A 33 year-old Hong Kong man who was infected with the Wuhan coronavirus in April, and made a full recovery, was reinfected more than four months later after a trip to Spain via the UK, according to researchers. A research team from the University of Hong Kong calls this “the world’s first documentation” of a patient who recovered from the Wuhan virus becoming reinfected. There have been anecdotal reports of reinfection, but they were not confirmed.
On its face, this news seems discouraging for a number of obvious reasons. It suggests that a vaccine, if and when developed, might be much less effective than many people are assuming. It also suggests that “herd immunity” might not realistically be achievable.
However, there are reasons not to be discouraged. Apparently, the Hong Kong man had no symptoms the second time around. So maybe his immune system protected him from real disease, although not reinfection.
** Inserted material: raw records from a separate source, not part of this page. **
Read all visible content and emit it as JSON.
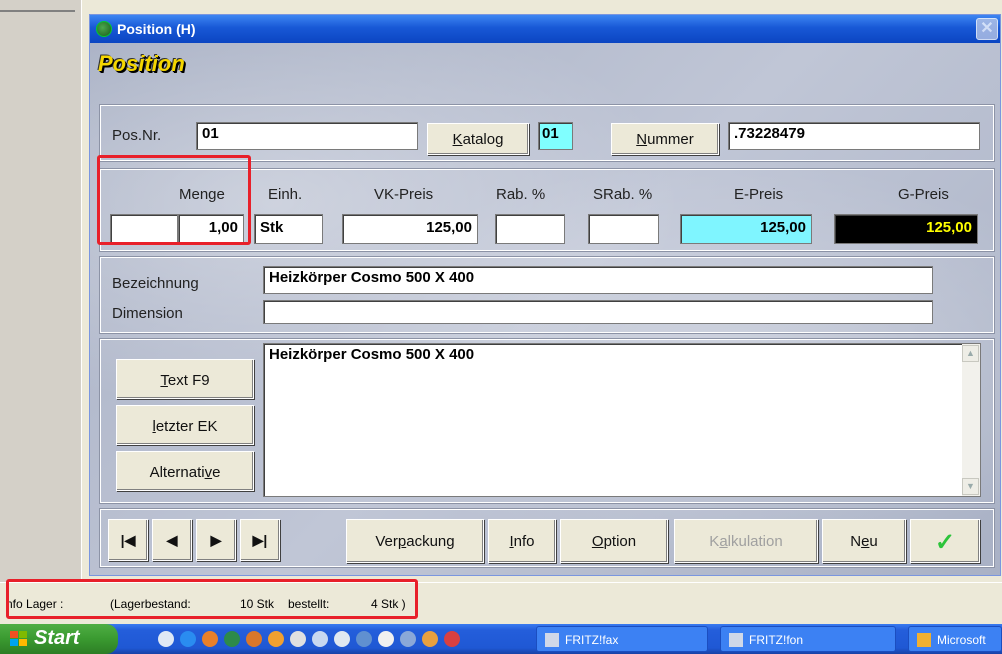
{
  "window": {
    "title": "Position (H)",
    "heading": "Position"
  },
  "position": {
    "pos_nr_label": "Pos.Nr.",
    "pos_nr_value": "01",
    "katalog_label": "Katalog",
    "katalog_value": "01",
    "nummer_label": "Nummer",
    "nummer_value": ".73228479"
  },
  "pricing": {
    "menge_label": "Menge",
    "menge_prefix": "",
    "menge_value": "1,00",
    "einh_label": "Einh.",
    "einh_value": "Stk",
    "vk_label": "VK-Preis",
    "vk_value": "125,00",
    "rab_label": "Rab. %",
    "rab_value": "",
    "srab_label": "SRab. %",
    "srab_value": "",
    "epreis_label": "E-Preis",
    "epreis_value": "125,00",
    "gpreis_label": "G-Preis",
    "gpreis_value": "125,00"
  },
  "description": {
    "bezeichnung_label": "Bezeichnung",
    "bezeichnung_value": "Heizkörper Cosmo 500 X 400",
    "dimension_label": "Dimension",
    "dimension_value": ""
  },
  "text_section": {
    "text_button": "Text F9",
    "letzter_ek_button": "letzter EK",
    "alternative_button": "Alternative",
    "text_content": "Heizkörper Cosmo 500 X 400"
  },
  "toolbar": {
    "first": "|◀",
    "prev": "◀",
    "next": "▶",
    "last": "▶|",
    "verpackung": "Verpackung",
    "info": "Info",
    "option": "Option",
    "kalkulation": "Kalkulation",
    "neu": "Neu",
    "ok": "✓"
  },
  "status": {
    "info_lager": "nfo Lager :",
    "lagerbestand_label": "(Lagerbestand:",
    "lagerbestand_value": "10 Stk",
    "bestellt_label": "bestellt:",
    "bestellt_value": "4 Stk )"
  },
  "taskbar": {
    "start": "Start",
    "items": [
      "FRITZ!fax",
      "FRITZ!fon",
      "Microsoft"
    ]
  },
  "colors": {
    "epreis_bg": "#7ff5ff",
    "katalog_bg": "#80ffff",
    "gpreis_bg": "#000000",
    "gpreis_fg": "#ffff00",
    "highlight": "#e8202a"
  }
}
Indeed, Akiko Iwasaki, an immunology expert at Yale University, called this “a textbook example of how immunity should work.” She also said that “vaccines can provoke a much higher level of immunity [than infection] that can potentially block reinfection, or at least shut it down to a noncontagious level.”
Of course, just because the Hong Kong man had no symptoms the second time around doesn’t mean the next reinfected person won’t have serious symptoms. As with so much else about this virus, we just don’t know much about the likelihood and likely severity of reinfections.